At that moment, she had wanted to tell him everything, but Sunderlal had said, “Let us forget the past! You didn’t do anything sinful, did you? Our society is guilty because it refuses to honour women like you as goddesses. It ought to be ashamed of itself. You shouldn’t feel dishonoured.”
And so Lajwanti’s sorrow remained locked up in her breast. Helplessly, she gazed at her body and realized that, since the Partition, it was no longer hers, but the body of a goddess. She was happy, ecstatically happy. But she was also apprehensive. She was afraid that her dream world would suddenly be shattered one day, that she would hear the sound of the footsteps of a stranger…
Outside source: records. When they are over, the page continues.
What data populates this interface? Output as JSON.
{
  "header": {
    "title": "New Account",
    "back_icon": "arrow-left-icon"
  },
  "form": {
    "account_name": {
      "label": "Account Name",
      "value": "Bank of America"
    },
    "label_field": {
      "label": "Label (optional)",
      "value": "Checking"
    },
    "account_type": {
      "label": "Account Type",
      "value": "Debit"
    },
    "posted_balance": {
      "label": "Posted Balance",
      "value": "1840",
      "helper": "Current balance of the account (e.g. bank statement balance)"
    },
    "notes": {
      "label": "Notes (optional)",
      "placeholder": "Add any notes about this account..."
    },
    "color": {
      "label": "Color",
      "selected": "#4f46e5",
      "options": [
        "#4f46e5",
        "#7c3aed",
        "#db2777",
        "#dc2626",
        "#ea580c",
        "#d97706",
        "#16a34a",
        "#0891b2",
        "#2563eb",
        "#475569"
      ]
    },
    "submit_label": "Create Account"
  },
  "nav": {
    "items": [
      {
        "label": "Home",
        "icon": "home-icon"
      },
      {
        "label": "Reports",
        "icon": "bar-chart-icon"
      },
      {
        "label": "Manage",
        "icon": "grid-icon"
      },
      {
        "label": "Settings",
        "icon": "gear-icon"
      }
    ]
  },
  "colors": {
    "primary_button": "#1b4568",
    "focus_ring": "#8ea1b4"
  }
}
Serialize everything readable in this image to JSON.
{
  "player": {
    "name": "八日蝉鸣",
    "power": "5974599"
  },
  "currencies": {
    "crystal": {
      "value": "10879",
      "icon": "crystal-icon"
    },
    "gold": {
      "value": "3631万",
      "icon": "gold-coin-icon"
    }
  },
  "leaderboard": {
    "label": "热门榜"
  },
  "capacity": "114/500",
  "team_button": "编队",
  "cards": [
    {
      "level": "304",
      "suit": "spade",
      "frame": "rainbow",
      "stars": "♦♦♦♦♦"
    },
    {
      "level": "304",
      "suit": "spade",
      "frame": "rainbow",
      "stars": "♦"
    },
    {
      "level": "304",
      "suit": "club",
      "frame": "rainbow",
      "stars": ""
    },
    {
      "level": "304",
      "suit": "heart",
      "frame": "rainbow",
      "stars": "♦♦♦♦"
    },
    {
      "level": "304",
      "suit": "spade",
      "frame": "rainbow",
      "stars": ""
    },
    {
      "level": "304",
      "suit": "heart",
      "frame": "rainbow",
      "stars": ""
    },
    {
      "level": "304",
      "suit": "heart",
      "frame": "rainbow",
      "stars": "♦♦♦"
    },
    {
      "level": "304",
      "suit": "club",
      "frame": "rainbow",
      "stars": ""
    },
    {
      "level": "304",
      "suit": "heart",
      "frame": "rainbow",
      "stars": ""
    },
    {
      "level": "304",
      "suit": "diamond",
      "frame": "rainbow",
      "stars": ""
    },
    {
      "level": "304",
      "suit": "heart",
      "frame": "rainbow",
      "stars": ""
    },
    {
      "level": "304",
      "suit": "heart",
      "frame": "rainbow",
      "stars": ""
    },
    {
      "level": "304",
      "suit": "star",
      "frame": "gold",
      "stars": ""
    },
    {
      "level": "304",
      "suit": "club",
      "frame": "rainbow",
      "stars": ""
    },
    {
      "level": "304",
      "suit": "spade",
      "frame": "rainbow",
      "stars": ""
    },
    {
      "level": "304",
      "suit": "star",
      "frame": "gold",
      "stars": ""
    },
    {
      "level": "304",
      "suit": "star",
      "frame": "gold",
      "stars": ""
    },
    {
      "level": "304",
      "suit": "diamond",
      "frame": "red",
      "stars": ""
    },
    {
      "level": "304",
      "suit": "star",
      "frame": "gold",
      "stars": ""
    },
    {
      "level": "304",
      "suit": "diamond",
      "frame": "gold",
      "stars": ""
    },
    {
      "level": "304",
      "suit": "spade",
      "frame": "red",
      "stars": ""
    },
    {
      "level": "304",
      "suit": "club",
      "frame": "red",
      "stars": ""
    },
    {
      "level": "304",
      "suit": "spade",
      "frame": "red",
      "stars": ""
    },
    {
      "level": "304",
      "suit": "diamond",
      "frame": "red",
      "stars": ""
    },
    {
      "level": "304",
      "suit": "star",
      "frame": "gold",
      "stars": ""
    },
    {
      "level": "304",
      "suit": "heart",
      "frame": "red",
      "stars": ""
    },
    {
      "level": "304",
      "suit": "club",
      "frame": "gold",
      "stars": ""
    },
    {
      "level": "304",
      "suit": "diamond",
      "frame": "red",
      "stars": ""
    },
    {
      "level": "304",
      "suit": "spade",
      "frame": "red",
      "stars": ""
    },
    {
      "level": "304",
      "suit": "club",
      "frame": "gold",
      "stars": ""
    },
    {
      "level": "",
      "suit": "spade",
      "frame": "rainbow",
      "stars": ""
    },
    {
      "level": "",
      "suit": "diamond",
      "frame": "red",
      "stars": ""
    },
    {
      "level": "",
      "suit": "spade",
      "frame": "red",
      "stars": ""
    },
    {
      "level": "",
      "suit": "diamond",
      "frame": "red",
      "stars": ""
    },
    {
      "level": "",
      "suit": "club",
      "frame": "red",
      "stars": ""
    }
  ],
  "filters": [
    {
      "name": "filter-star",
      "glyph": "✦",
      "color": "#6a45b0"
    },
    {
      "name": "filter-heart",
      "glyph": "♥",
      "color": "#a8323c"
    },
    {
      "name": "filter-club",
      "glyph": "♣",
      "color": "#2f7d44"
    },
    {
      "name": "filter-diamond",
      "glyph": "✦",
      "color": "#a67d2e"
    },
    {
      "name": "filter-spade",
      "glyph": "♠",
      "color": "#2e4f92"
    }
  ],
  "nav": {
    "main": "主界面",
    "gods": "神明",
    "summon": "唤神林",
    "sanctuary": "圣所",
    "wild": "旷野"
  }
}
Slowly, happiness was replaced by suspicion. This was not because Sunderlal had begun to mistreat her again, but because he continued to treat her with excessive kindness. Lajo didn’t expect him to be so gentle… She wanted to be Lajo again, the woman who could quarrel with her husband over something trivial and then be caressed. The question of a fight didn’t even arise. Sunderlal made her feel as if she was precious and fragile like glass, that she would shatter at the slightest touch… She began to gaze at herself in the mirror and came to the conclusion that she would never be Lajo again. She had returned home, but she had lost everything… Sunderlal had neither the eyes to see her tears nor the ears to hear her sobs… Every morning he went out with the procession through Mohalla Shakoor and joined Rasalu and Neki Ram in singing:
Do not touch lajwanti, for she will curl up and die!